Students do not know how to connect the solution of the inequality to the solution to the word problem.

• Will all numbers on the solution graph make sense as solutions to your problem?

• x is greater than 18

$\begin{array}{c}4x+8-8>80-8\\ 4x>72\\ \frac{4x}{4}>\frac{72}{4}\\ x>18\end{array}$ • Sample word problem: A restaurant wants to be able to seat more than 80 people. It will have one table that seats 8 and the other tables will seat 4. How many tables of 4 will they need to have?
• There must be more than 18 tables that seat 4 (so, at least 19 tables that seat 4).

## Work Time

Use what you learned from the Self Check problem to approach this similar task.

• Solve the inequality (show all your steps) and represent the solution on the given number line:

4x + 8 > 80

• Write a word problem that could be solved using the inequality.

HANDOUT: Solving Inequalities
INTERACTIVE: Graph an Inequality

# Preparing for Ways of Thinking

While students are working, note different approaches to share during the Ways of Thinking discussion:

If students find it difficult to get started, these questions might be helpful:

• How did you organize your work?
• What steps did you use to solve the inequality?
• Is your solution to the inequality correct?
• How did you check to make sure the problem matches the inequality?

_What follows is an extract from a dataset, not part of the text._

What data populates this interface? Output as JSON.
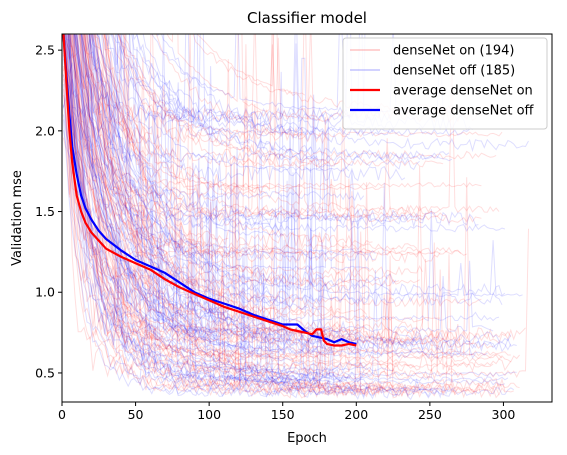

If several pairs of students are struggling with the same issue, write a relevant question on the board. You might ask a student who has performed well on a particular part of the task to help a pair that is struggling.

• What questions were you asked for feedback?
• How could you and your partner work together to address one or more of those feedback questions?

SWD: Consider the prerequisite skills for this task. Students with disabilities may need direct instruction on and guided practice with the skills needed to complete this task.

# Prepare a Presentation

• Explain the process you used to revise your work.
• Describe how you applied what you learned from the Self Check problem to solve a similar problem.

# Mathematics

Ask pairs of students who used different solution methods to present their work. Include students who made errors. Try to allow as many students as possible to share their word problems.

Have students make observations and ask questions as different pairs present their work. Encourage students to talk about how they revised their work based on feedback.

Ask questions such as the following:

• Did you reverse the direction of the inequality sign? Why or why not?
• Did you use a closed circle or an open circle on your number line? Why?
• How do you know that your number line shows all the solutions of the inequality?
• Are all the numbers graphed on the number line solutions to the problem? Why or why not?

# Ways of Thinking: Make Connections

Take notes your classmates’ approaches to revising the Self Check problem and applying what they learned to solve a similar problem.

## Hint:

• Why didn't you reverse the direction of the inequality sign?
• Why did you use a closed circle on your number line?
• How do you know that your number line shows all the solutions to the inequality?
• Are all the numbers on the number line solutions to the problem? Why or why not?